De pérdidas, de ganancias
Hace pocas semanas su mejor amiga falleció. De ella aprendió todo lo que sabe sobre el cáncer. “No me enseñó nada sobre la enfermedad, me enseñó a vivir con ella”. Gwen llevaba muchos años enferma, tantos que nunca se lo dijo a Kristina. La conoció el primer día de quimioterapia, y desde entonces se habían ayudado mutuamente para enfrentarse a la enfermedad, tanto en los ratos malos como en los peores. “Ayudar es algo muy ambiguo. Ella me dijo que lo mejor para pasar la quimio era la marihuana. Y, efectivamente, lo fue”. Ríe nerviosa. Se rasca el cabello. Ya no queda café.
-La vida es injusta, ¿no?
-¿Qué quieres decir?
-Quiero decir que Dios me permite vivir. Me permite disfrutar de mis tres hijos. Y Gwen, una de las mejores personas que he conocido y que me ha enseñado casi todo lo que sé sobre la vida misma, no puede disfrutar ni del sol, ni de las noches, ni de observar las cicatrices de su pecho con tristeza como hago yo. Estoy enfadada. Adam me dice que no piense en ello, que no tiene sentido. Ya sé que no tiene sentido, por eso pienso en ello.
Adam siempre está allí, y siempre estará allí; en la salud y en la enfermedad. Como hace muchos años se prometieron. Como todo el mundo sabe. “Son odiosos –dice Haddie entre carcajadas, hermana mayor de Nora y Max, y la hija mayor de la pareja- es un matrimonio tan perfecto que toda la familia los odia. Desde el cariño, claro, pero todos los odian”.
En su nueva vida sin cáncer, Kristina había visto cómo sus deseos para llegar a alcaldesa de la ciudad se veían frustrados. En el fondo sabía que nunca iba a ser posible, solo lo hizo para decirse a sí misma que podía con ello. La esposa y madre a tiempo completo quería algo más. Después del incidente de su hijo Max en aquella excursión con los gilipollas, Kristina y Adam pensaron seriamente la idea de abrir una escuela para niños y niñas con síndrome de Asperger. Junto a Julia, hermana de Adam y abogada, llevaron a cabo todos los entramados burocráticos para hacer de esta idea una realidad. “Estamos en la ruina, pero queremos hacerlo por nuestro hijo. Queremos que Max gane esta pelea”. Sonríe. El sol comienza a descender.
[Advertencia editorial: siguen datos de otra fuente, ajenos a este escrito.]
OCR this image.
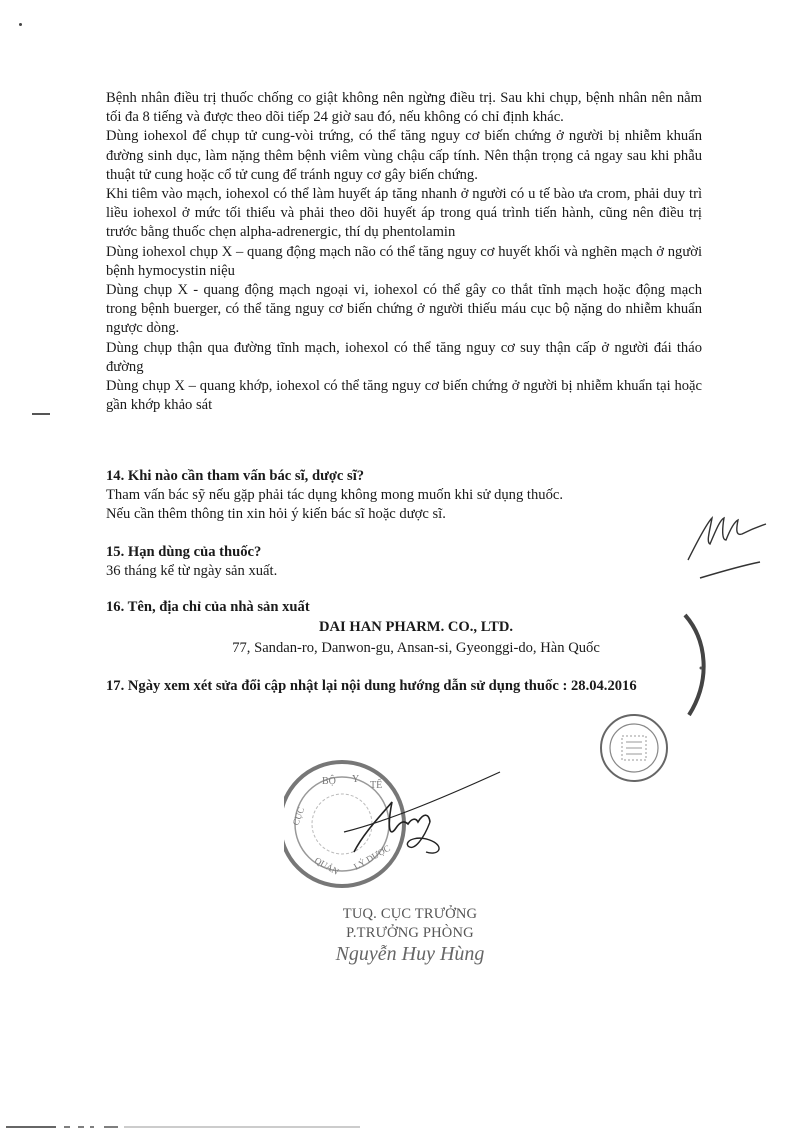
Bệnh nhân điều trị thuốc chống co giật không nên ngừng điều trị. Sau khi chụp, bệnh nhân nên nằm tối đa 8 tiếng và được theo dõi tiếp 24 giờ sau đó, nếu không có chỉ định khác.

Dùng iohexol để chụp tử cung-vòi trứng, có thể tăng nguy cơ biến chứng ở người bị nhiễm khuẩn đường sinh dục, làm nặng thêm bệnh viêm vùng chậu cấp tính. Nên thận trọng cả ngay sau khi phẫu thuật tử cung hoặc cổ tử cung để tránh nguy cơ gây biến chứng.

Khi tiêm vào mạch, iohexol có thể làm huyết áp tăng nhanh ở người có u tế bào ưa crom, phải duy trì liều iohexol ở mức tối thiểu và phải theo dõi huyết áp trong quá trình tiến hành, cũng nên điều trị trước bằng thuốc chẹn alpha-adrenergic, thí dụ phentolamin

Dùng iohexol chụp X – quang động mạch não có thể tăng nguy cơ huyết khối và nghẽn mạch ở người bệnh hymocystin niệu

Dùng chụp X - quang động mạch ngoại vi, iohexol có thể gây co thắt tĩnh mạch hoặc động mạch trong bệnh buerger, có thể tăng nguy cơ biến chứng ở người thiếu máu cục bộ nặng do nhiễm khuẩn ngược dòng.

Dùng chụp thận qua đường tĩnh mạch, iohexol có thể tăng nguy cơ suy thận cấp ở người đái tháo đường

Dùng chụp X – quang khớp, iohexol có thể tăng nguy cơ biến chứng ở người bị nhiễm khuẩn tại hoặc gần khớp khảo sát

14. Khi nào cần tham vấn bác sĩ, dược sĩ?

Tham vấn bác sỹ nếu gặp phải tác dụng không mong muốn khi sử dụng thuốc.

Nếu cần thêm thông tin xin hỏi ý kiến bác sĩ hoặc dược sĩ.

15. Hạn dùng của thuốc?

36 tháng kể từ ngày sản xuất.

16. Tên, địa chỉ của nhà sản xuất

DAI HAN PHARM. CO., LTD.

77, Sandan-ro, Danwon-gu, Ansan-si, Gyeonggi-do, Hàn Quốc

17. Ngày xem xét sửa đổi cập nhật lại nội dung hướng dẫn sử dụng thuốc : 28.04.2016

BỘ Y
TẾ
CỤC
QUẢN LÝ DƯỢC
TUQ. CỤC TRƯỞNG
P.TRƯỞNG PHÒNG
Nguyễn Huy Hùng
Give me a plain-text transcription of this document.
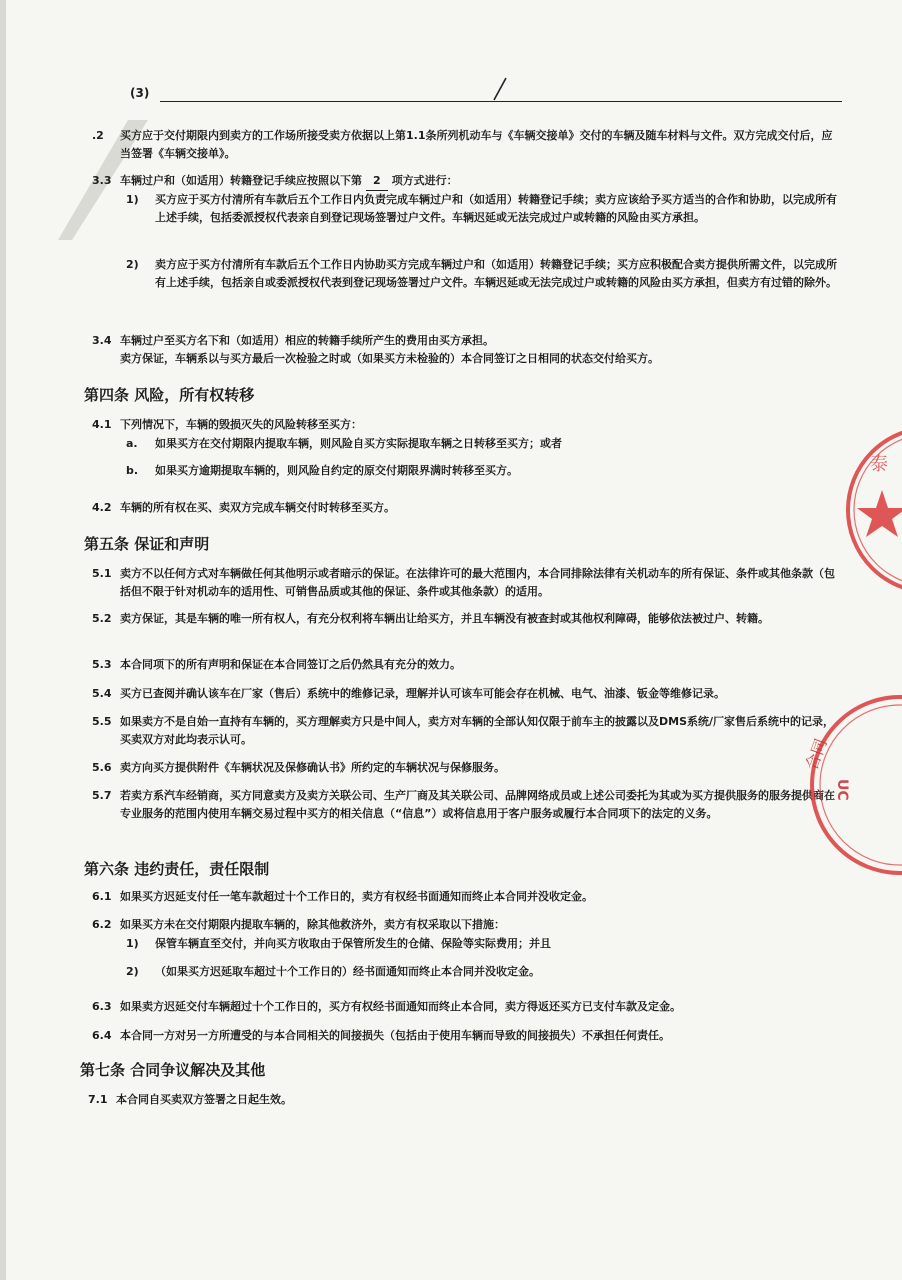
(3)
.2 买方应于交付期限内到卖方的工作场所接受卖方依据以上第1.1条所列机动车与《车辆交接单》交付的车辆及随车材料与文件。双方完成交付后，应当签署《车辆交接单》。
3.3 车辆过户和（如适用）转籍登记手续应按照以下第 2 项方式进行：
1) 买方应于买方付清所有车款后五个工作日内负责完成车辆过户和（如适用）转籍登记手续；卖方应该给予买方适当的合作和协助，以完成所有上述手续，包括委派授权代表亲自到登记现场签署过户文件。车辆迟延或无法完成过户或转籍的风险由买方承担。
2) 卖方应于买方付清所有车款后五个工作日内协助买方完成车辆过户和（如适用）转籍登记手续；买方应积极配合卖方提供所需文件，以完成所有上述手续，包括亲自或委派授权代表到登记现场签署过户文件。车辆迟延或无法完成过户或转籍的风险由买方承担，但卖方有过错的除外。
3.4 车辆过户至买方名下和（如适用）相应的转籍手续所产生的费用由买方承担。
卖方保证，车辆系以与买方最后一次检验之时或（如果买方未检验的）本合同签订之日相同的状态交付给买方。
第四条 风险，所有权转移
4.1 下列情况下，车辆的毁损灭失的风险转移至买方：
a. 如果买方在交付期限内提取车辆，则风险自买方实际提取车辆之日转移至买方；或者
b. 如果买方逾期提取车辆的，则风险自约定的原交付期限界满时转移至买方。
4.2 车辆的所有权在买、卖双方完成车辆交付时转移至买方。
第五条 保证和声明
5.1 卖方不以任何方式对车辆做任何其他明示或者暗示的保证。在法律许可的最大范围内，本合同排除法律有关机动车的所有保证、条件或其他条款（包括但不限于针对机动车的适用性、可销售品质或其他的保证、条件或其他条款）的适用。
5.2 卖方保证，其是车辆的唯一所有权人，有充分权利将车辆出让给买方，并且车辆没有被查封或其他权利障碍，能够依法被过户、转籍。
5.3 本合同项下的所有声明和保证在本合同签订之后仍然具有充分的效力。
5.4 买方已查阅并确认该车在厂家（售后）系统中的维修记录，理解并认可该车可能会存在机械、电气、油漆、钣金等维修记录。
5.5 如果卖方不是自始一直持有车辆的，买方理解卖方只是中间人，卖方对车辆的全部认知仅限于前车主的披露以及DMS系统/厂家售后系统中的记录，买卖双方对此均表示认可。
5.6 卖方向买方提供附件《车辆状况及保修确认书》所约定的车辆状况与保修服务。
5.7 若卖方系汽车经销商，买方同意卖方及卖方关联公司、生产厂商及其关联公司、品牌网络成员或上述公司委托为其或为买方提供服务的服务提供商在专业服务的范围内使用车辆交易过程中买方的相关信息（“信息”）或将信息用于客户服务或履行本合同项下的法定的义务。
第六条 违约责任，责任限制
6.1 如果买方迟延支付任一笔车款超过十个工作日的，卖方有权经书面通知而终止本合同并没收定金。
6.2 如果买方未在交付期限内提取车辆的，除其他救济外，卖方有权采取以下措施：
1) 保管车辆直至交付，并向买方收取由于保管所发生的仓储、保险等实际费用；并且
2) （如果买方迟延取车超过十个工作日的）经书面通知而终止本合同并没收定金。
6.3 如果卖方迟延交付车辆超过十个工作日的，买方有权经书面通知而终止本合同，卖方得返还买方已支付车款及定金。
6.4 本合同一方对另一方所遭受的与本合同相关的间接损失（包括由于使用车辆而导致的间接损失）不承担任何责任。
第七条 合同争议解决及其他
7.1 本合同自买卖双方签署之日起生效。
泰
合同
UC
Ya han conseguido un local para el colegio, y también un nombre: Gwen Chambers. No tienen claro cuándo ni cómo, pero algún día, más pronto que tarde, el centro de estudios Chambers abrirá sus puertas. Kristina lo hace por ella, por sus hijos, por su marido, por su amiga, por su enfermedad, por sus pechos. Lo hace por la educación, lo hace por su enfado, lo hace por haber visto agonizar a su mejor amiga fuera de un hospital. Lo hace porque, si Dios existe, es ella la que ahora le va a dar una lección.
Anochece en Berkeley, California. Kristina se tumba junto a su marido. Se tapa, posando cuidadosamente la manta sobre sus senos. Antes de cerrar los ojos, su hija pequeña comienza a llorar. Sonríe. Se acaricia el cabello y sale de la cama. Fundido a negro.
*Kristina Braverman es un personaje de ficción, interpretado por la actriz Monica Potter en la serie ‘Parenthood’, emitida en Estados Unidos por NBC. En España se retransmite a través de la plataforma de pago FOX. Este texto corresponde a un perfil ficticio.